Stock exchanges can help improve corporate sustainability reporting by providing “clear expectations for what companies should report,” Rembert told Bloomberg BNA.
The listing proposal recommends three questions that stock exchanges should ask to help investors better understand companies' sustainability-related risks and impacts.
First, the proposal asks listed companies to explain their processes for determining which sustainability issues are material, or relevant, to report. The proposal also asks companies to report—or explain why they don't report—on 10 basic sustainability issues, including climate change and supply chains.
Finally, the proposal says the exchanges should ask where companies' sustainability disclosures can be found so that investors can easily access such information.
Companies could use existing sustainability reporting frameworks, such as the Global Reporting Initiative guidelines, to implement these recommendations, Ceres said.
Feeds into Global Debate
Some stock exchanges, including those in Johannesburg and Brazil, have already adopted sustainability listing requirements. But other stock exchanges are worried that implementing more rigorous sustainability regulations could cause listed companies to “jump ship” and go to another exchange, Rembert said.

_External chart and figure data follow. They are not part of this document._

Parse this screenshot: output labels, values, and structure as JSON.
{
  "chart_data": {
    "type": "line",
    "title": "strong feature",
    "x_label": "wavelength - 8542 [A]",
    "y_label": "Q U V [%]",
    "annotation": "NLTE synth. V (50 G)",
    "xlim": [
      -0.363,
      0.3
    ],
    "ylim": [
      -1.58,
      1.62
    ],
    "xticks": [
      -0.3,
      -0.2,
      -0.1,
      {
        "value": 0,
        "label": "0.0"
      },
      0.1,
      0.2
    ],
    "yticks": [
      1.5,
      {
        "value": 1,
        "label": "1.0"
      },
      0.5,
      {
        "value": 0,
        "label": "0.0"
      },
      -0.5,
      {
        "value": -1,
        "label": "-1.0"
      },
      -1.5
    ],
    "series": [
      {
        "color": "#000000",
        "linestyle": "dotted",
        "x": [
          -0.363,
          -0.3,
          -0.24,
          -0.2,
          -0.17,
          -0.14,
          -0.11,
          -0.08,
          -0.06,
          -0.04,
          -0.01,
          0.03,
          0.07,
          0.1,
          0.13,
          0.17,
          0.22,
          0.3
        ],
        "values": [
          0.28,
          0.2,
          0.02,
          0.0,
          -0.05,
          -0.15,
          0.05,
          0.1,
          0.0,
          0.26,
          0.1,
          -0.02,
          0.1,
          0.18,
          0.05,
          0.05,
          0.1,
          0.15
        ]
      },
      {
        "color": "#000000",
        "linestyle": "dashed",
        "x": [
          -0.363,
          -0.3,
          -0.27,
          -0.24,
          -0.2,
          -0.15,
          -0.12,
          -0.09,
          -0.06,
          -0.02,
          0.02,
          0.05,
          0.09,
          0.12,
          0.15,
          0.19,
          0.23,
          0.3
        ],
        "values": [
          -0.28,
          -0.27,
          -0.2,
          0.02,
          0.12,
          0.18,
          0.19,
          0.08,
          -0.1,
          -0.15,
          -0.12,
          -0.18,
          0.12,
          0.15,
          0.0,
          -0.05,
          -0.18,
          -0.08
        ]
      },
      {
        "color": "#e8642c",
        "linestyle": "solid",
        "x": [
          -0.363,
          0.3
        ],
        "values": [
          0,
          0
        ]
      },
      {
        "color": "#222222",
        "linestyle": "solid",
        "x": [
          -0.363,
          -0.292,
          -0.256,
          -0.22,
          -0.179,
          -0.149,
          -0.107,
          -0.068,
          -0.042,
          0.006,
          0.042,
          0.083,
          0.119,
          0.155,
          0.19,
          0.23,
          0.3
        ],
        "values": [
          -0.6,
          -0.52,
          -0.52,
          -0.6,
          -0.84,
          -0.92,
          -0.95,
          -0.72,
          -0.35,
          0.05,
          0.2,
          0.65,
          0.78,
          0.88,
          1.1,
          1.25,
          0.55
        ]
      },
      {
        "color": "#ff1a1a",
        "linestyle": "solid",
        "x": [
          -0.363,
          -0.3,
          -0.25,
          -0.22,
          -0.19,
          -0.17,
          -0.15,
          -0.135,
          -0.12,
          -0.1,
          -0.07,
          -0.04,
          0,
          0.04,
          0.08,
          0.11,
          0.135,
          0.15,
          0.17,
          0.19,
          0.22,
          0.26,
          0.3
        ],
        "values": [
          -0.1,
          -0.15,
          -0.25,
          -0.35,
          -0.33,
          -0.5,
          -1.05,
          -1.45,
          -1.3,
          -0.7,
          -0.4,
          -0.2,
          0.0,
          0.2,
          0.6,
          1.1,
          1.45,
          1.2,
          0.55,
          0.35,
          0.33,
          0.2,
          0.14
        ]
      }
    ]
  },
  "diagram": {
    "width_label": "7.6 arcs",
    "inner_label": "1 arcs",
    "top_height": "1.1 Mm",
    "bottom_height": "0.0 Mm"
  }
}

To make sure that doesn't happen, Ceres said the proposal will be submitted to the World Federation of Exchanges (WFE) for consideration.
The WFE, a trade association of 62 international exchanges, formed a sustainability working group March 25 to broadly discuss the purpose, practicality and materiality of sustainability data to stock exchanges.
The 11 exchanges that are members of this working group have until June 23 to provide feedback on the Ceres proposal, though the working group also is considering other options for a potential sustainability listing standard.
The WFE group could eventually come up with its own minimum recommendation on sustainability reporting that individual exchanges could “take back and localize as they see fit,” Evan Harvey, who directs NASDAQ OMX's sustainability efforts, said. NASDAQ OMX is a member of the sustainability working group.
“I think it's going to be a pretty robust discussion around what is tolerable on a global stage,” Harvey told Bloomberg BNA.
For some exchanges, the minimum standard could come in the form of a sustainability listing rule, while others may prefer to issue guidance on sustainability reporting by listed companies depending on whether the exchanges are in emerging or developed economies, whether they tend to have large or small companies listed on them or other factors, Harvey said.
The WFE is looking to prepare a recommendation that could be voted on at its annual meeting in October.
If a minimum sustainability standard is recommended at the October meeting, then exchanges would likely issue guidance over the next two years to get companies that are new to sustainability reporting up to speed, Rembert said.
Investors are hoping for a mandatory sustainability listing standard for stock exchanges by 2016, which she said could be “game-changing” for the adoption of sustainability reporting.
“At this point, investors have done their work,” in terms of reaching a consensus on what sustainability information to ask of listed companies, Rembert said. “It will be up to the exchanges now” to agree on a global approach, she said.